= Cut, Cap and Balance Act =

The proposed Cut, Cap and Balance Act of 2011 was a bill put forward in the 112th United States Congress by Republicans during the 2011 U.S. debt ceiling crisis. The provisions of the bill included a cut in the total amount of federal government spending, a cap on the level of future spending as a percentage of GDP, and, on the condition that Congress pass certain changes to the U.S. Constitution, an increase in the national debt ceiling to allow the federal government to continue to service its debts.

The bill had the support of Republicans and much of the Tea Party movement. It passed the U.S. House of Representatives on July 19, 2011, but was rejected by the President and the Senate. The Senate voted to table the bill on July 22. President Obama had promised to veto the bill had it proceeded further.

==History==
The House passed the bill on July 19, 2011 by a vote of 234-190 and the bill was sent to the Senate for consideration. The vote split mostly on political party lines with 229 Republicans and 5 Democrats voting for the bill, and 181 Democrats and 9 Republicans voting against. Two Republican 2012 presidential candidates voted against the bill: Ron Paul and Michele Bachmann. Paul did not support raising the debt ceiling as a matter of principle and Bachmann believed that "the motion does not go far enough in fundamentally restructuring the way Washington spends taxpayer dollars ...we must also repeal and defund ObamaCare [the Affordable Care Act].".

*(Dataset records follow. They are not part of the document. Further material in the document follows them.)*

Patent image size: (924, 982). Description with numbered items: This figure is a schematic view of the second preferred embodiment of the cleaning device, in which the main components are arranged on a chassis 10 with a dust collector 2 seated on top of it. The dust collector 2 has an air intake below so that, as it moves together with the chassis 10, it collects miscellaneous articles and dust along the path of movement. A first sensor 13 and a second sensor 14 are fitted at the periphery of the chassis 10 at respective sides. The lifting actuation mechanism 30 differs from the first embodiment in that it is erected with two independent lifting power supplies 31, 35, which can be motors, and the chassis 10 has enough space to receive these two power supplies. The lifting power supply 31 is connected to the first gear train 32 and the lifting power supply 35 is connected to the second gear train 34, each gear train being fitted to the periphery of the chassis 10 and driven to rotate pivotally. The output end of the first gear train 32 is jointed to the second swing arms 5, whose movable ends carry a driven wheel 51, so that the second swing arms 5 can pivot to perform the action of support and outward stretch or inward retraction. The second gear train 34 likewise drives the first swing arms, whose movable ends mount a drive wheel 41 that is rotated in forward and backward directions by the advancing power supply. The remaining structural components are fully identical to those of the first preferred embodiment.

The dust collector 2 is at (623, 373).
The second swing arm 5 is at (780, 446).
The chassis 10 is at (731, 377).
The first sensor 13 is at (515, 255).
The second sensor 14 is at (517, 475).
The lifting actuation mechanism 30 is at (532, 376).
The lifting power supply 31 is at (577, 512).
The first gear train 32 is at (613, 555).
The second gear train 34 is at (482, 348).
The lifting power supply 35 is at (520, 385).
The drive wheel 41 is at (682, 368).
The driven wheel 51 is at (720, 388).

The bill had little chance of becoming law. It was adopted by a Republican majority in the House of Representatives, but both the presidency and the Senate were controlled by Democrats, who strongly opposed the bill. Furthermore, because the bill made an increase in the debt ceiling contingent on the passage of a constitutional amendment, the bill would, in practice, have needed the support of two-thirds of each house of Congress in order to be effective.

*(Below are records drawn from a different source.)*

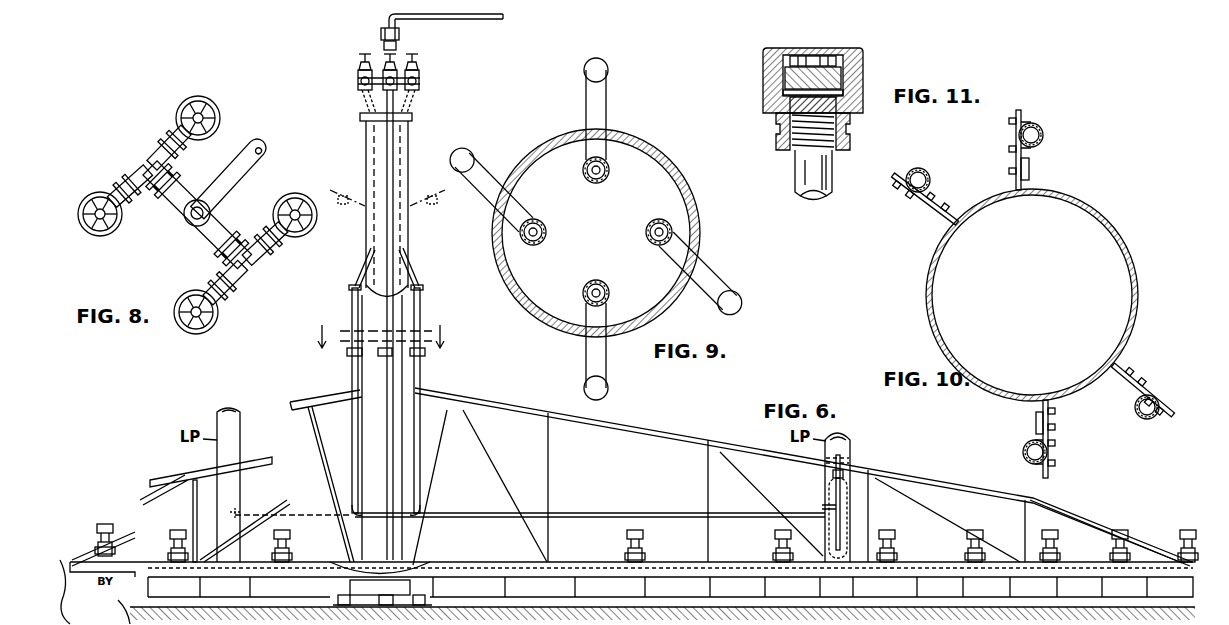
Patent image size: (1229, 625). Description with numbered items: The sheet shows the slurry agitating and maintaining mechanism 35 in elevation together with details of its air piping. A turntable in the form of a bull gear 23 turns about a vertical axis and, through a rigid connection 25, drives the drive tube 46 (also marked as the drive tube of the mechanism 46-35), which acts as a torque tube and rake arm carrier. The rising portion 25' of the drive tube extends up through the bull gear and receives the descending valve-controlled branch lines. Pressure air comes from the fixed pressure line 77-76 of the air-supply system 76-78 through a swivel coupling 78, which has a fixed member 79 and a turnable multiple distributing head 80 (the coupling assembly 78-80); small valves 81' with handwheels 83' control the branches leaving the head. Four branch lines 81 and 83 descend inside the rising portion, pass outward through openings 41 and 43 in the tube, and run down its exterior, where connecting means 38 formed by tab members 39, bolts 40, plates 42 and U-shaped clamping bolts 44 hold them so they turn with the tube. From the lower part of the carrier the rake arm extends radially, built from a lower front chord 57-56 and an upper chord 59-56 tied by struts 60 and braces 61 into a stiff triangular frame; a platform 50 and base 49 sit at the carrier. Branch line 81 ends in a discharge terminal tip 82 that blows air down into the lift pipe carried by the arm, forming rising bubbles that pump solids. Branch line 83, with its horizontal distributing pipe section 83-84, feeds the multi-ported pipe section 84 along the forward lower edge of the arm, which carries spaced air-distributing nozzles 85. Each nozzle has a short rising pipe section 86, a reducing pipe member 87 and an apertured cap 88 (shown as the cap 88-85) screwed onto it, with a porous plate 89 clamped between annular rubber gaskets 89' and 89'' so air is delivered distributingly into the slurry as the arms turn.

In FIG. 6, the turntable 23 is at (436, 207).
In FIG. 6, the rigid connection 25 is at (383, 397).
In FIG. 6, the rising portion 25' is at (405, 205).
In FIG. 8, the slurry agitating and maintaining mechanism 35 is at (249, 351).
In FIG. 10, the connecting means 38 is at (1049, 287).
In FIG. 10, the tab members 39 is at (1112, 375).
In FIG. 10, the bolts 40 is at (1127, 392).
In FIG. 9, the openings 41 is at (520, 204).
In FIG. 10, the plates 42 is at (1176, 412).
In FIG. 9, the openings 43 is at (610, 136).
In FIG. 10, the U-shaped clamping bolts 44 is at (1158, 418).
In FIG. 6, the drive tube 46 is at (452, 138).
In FIG. 6, the drive tube of slurry agitating mechanism 46-35 is at (403, 365).
In FIG. 6, the base 49 is at (344, 562).
In FIG. 6, the platform 50 is at (440, 390).
In FIG. 6, the lower front chord of rake arm 57-56 is at (625, 578).
In FIG. 6, the upper chord of rake arm 59-56 is at (652, 436).
In FIG. 6, the strut 60 is at (550, 497).
In FIG. 6, the brace 61 is at (440, 480).
In FIG. 6, the pressure air-supply system with swivel coupling 76-78 is at (332, 47).
In FIG. 8, the fixed pressure line of air-supply system 77-76 is at (255, 157).
In FIG. 8, the swivel coupling 78 is at (240, 207).
In FIG. 8, the swivel coupling with distributing head 78-80 is at (143, 170).
In FIG. 8, the fixed member 79 is at (232, 216).
In FIG. 6, the fixed member 79 is at (380, 33).
In FIG. 8, the multiple distributing head 80 is at (240, 232).
In FIG. 8, the branch line 81 is at (186, 215).
In FIG. 9, the branch line 81 is at (613, 228).
In FIG. 10, the branch line 81 is at (1033, 310).
In FIG. 6, the branch line 81 is at (379, 380).
In FIG. 8, the valve 81' is at (205, 227).
In FIG. 6, the valve 81' is at (391, 83).
In FIG. 6, the discharge terminal tip 82 is at (835, 542).
In FIG. 8, the branch line 83 is at (200, 219).
In FIG. 9, the branch line 83 is at (617, 229).
In FIG. 10, the branch line 83 is at (1030, 294).
In FIG. 8, the handwheel 83' is at (217, 226).
In FIG. 6, the handwheel 83' is at (420, 48).
In FIG. 6, the branch line and distributing pipe section 83-84 is at (522, 560).
In FIG. 6, the multi-ported distributing pipe section 84 is at (920, 560).
In FIG. 11, the air-distributing nozzle 85 is at (712, 80).
In FIG. 6, the air-distributing nozzle 85 is at (177, 532).
In FIG. 11, the rising pipe section 86 is at (800, 172).
In FIG. 11, the reducing pipe member 87 is at (850, 128).
In FIG. 6, the apertured cap 88 is at (383, 46).
In FIG. 11, the apertured cap of air nozzle 88-85 is at (866, 60).
In FIG. 11, the porous plate 89 is at (780, 78).
In FIG. 11, the annular rubber gasket 89' is at (792, 42).
In FIG. 11, the annular rubber gasket 89'' is at (783, 105).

When the bill arrived on the floor of the Senate, Democrat and Majority Leader Harry Reid called the proposal "one of the worst pieces of legislation to ever be placed on the floor of the United States Senate." On July 22, 2011, the Senate voted to table the bill (postpone consideration of the bill indefinitely). Voting precisely followed party lines, with 51 Democrats voting to table the bill and 46 Republicans voting to bring it up for debate. One media commentator stated that: "The vote handed conservatives a chance to showcase their strategy for restricting future spending in Washington, but it faced a veto from President Barack Obama, making it more of a symbolic vote for Republicans to put their mark on deficit reduction".

==Provisions==
The bill provided for an increase in the debt ceiling of $2.4 trillion, the figure requested by President Obama. However it tied this increase to a number of other proposals, including cuts in spending, a cap on future spending, and an amendment of the federal constitution.

===Cuts in spending===
The bill proposed to reduce total spending by $111 billion in FY 2012. The savings were divided as follows:
- Reduce non-security discretionary spending below 2008 levels, which saves $76 billion.
- $35 billion cut to non-veterans, non-Medicare, non-Social Security mandatory spending.
- Defense budget at President's level.

===Cap on future spending===
The bill proposed that federal spending would be scaled back based on the glide path for the fiscal years below as a percentage of the Gross Domestic Product (GDP):
- 2012, 22.5% of GDP.
- 2013, 21.7% of GDP.
- 2014, 20.8% of GDP.
- 2015, 20.2% of GDP.
- 2016, 20.2% of GDP.
- 2017, 20.0% of GDP.
- 2018, 19.7% of GDP.
- 2019, 19.9% of GDP.
- 2020, 19.9% of GDP.
- 2021, 19.9% of GDP.

===Constitutional amendment===
Supporters of the bill advocated an amendment to the U.S. Constitution requiring a balanced budget and permanently restricting the authority of Congress to spend and raise taxes. An ordinary act of Congress cannot alter the constitution or obligate Congress to do so. However the bill was intended to encourage a constitutional amendment by requiring that the debt ceiling could not be raised unless Congress passed an amendment and submitted it to the states for ratification. The constitutional amendment foreseen by the bill was one that would:

- Require a balanced budget,
- Impose a constitutional cap on federal spending as a percentage of GDP, and,
- Require that any future tax increases be supported by a supermajority of two-thirds in each house of Congress.